Unpack a unit-separator delimited string back into a Statement.

Raises:

Type	Description
`MalformedStatementError`	If `data` has fewer than :data:`UNPACK_MIN_FIELDS` separator-delimited fields. The journal flush loop catches this and logs+skips the row so one bad row can't abort an entire flush.

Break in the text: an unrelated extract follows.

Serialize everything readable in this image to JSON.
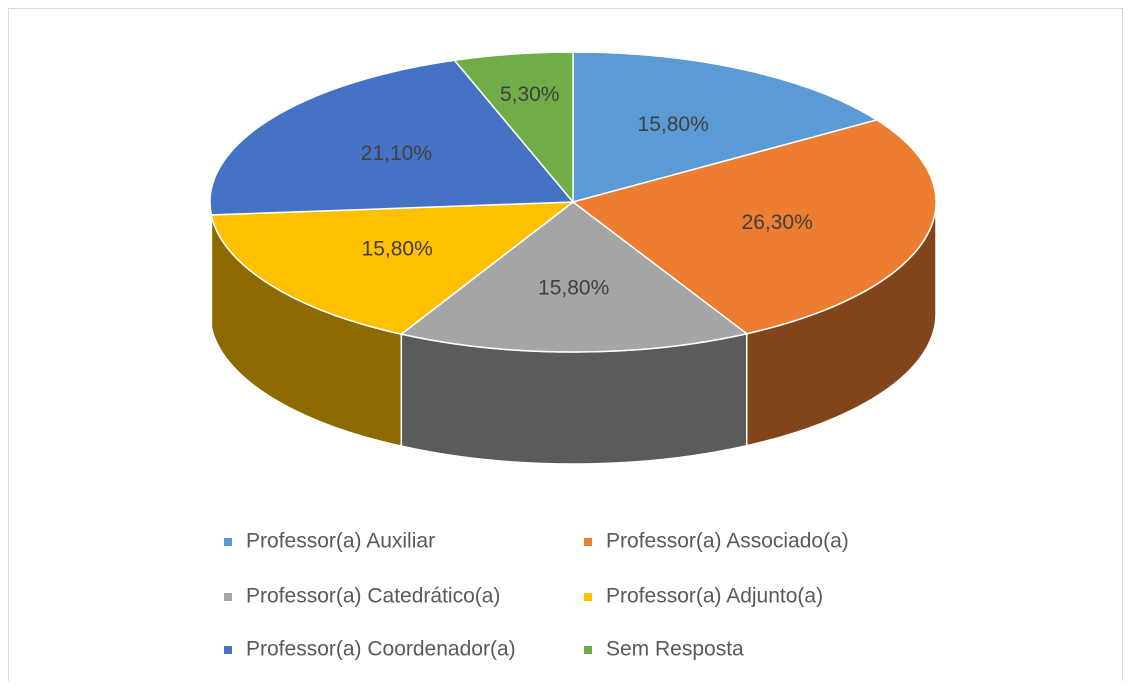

Source code in ftm_lakehouse/helpers/statements.py

def unpack_statement(data: str) -> Statement:
    """Unpack a unit-separator delimited string back into a Statement.

    Raises:
        MalformedStatementError: If ``data`` has fewer than
            :data:`UNPACK_MIN_FIELDS` separator-delimited fields. The
            journal flush loop catches this and logs+skips the row so
            one bad row can't abort an entire flush.
    """
    parts = data.split(UNIT_SEP)
    if len(parts) < UNPACK_MIN_FIELDS:
        raise MalformedStatementError(
            f"Packed statement has {len(parts)} fields; "
            f"expected at least {UNPACK_MIN_FIELDS}"
        )
    return Statement(
        id=parts[0] or None,
        entity_id=parts[1],  # required
        prop=parts[2],  # required
        schema=parts[3],  # required
        value=parts[4],  # required
        dataset=parts[5],  # required
        lang=parts[6] or None,
        original_value=parts[7] or None,
        external=parts[8] == "1",
        first_seen=parts[9] or None,
        last_seen=parts[10] or None,
        origin=parts[11] or None,
    )